There’s also a big “insiders are buying” argument being made — not for this company specifically, but for uranium and nuclear in general… and, particularly, that “Trump Advisors” are buying into the sector:
“Peter Thiel, billionaire co-founder of PayPal, seed investor in Facebook, and Trump advisor…
“Put down $1,250,000 into Trump’s campaign when nobody thought he would win.
“He has also put down $2 million into this energy, calling it ‘necessary to replace fossil fuels’.

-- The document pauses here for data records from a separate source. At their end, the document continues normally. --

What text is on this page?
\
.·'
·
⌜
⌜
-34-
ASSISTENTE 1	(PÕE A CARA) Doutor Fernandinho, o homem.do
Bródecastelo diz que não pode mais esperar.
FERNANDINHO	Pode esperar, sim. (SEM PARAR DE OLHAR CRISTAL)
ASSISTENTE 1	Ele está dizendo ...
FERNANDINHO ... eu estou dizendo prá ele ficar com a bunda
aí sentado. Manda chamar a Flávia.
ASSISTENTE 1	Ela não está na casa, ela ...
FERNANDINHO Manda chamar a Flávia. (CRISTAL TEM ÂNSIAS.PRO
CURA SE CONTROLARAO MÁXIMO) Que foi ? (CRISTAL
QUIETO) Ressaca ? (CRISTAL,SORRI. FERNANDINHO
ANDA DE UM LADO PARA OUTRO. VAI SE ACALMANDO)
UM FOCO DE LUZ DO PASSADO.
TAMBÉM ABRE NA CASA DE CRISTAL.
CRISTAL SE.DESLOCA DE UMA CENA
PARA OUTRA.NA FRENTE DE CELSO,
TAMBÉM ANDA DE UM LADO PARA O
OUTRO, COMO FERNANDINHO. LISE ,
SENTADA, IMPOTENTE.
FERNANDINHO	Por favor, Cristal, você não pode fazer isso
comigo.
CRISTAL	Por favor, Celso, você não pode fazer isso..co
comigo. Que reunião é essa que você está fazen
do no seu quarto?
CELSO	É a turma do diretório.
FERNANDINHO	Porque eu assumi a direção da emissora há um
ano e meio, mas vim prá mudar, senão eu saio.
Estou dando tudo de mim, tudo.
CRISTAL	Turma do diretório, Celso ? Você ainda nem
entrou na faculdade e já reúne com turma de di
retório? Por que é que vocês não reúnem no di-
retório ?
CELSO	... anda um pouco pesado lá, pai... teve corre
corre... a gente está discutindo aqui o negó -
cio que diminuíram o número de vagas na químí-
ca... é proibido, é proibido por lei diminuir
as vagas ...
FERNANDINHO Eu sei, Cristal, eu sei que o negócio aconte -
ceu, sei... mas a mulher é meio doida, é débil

“Billionaire Robert Mercer, Renaissance Technologies CEO and the Trump campaign’s biggest donor… is also in on these ‘fuel stocks’.
“In fact, his total investment amounts to over $5 million!
“It’s not just Trump insiders though…
“Microsoft co-founder, billionaire Paul Allen, has helped raise as much as $200 million for this energy.
“Not to be outdone, Microsoft’s Bill Gates put down an undisclosed amount, but the Financial Times reports it’s in the ‘hundreds of millions.’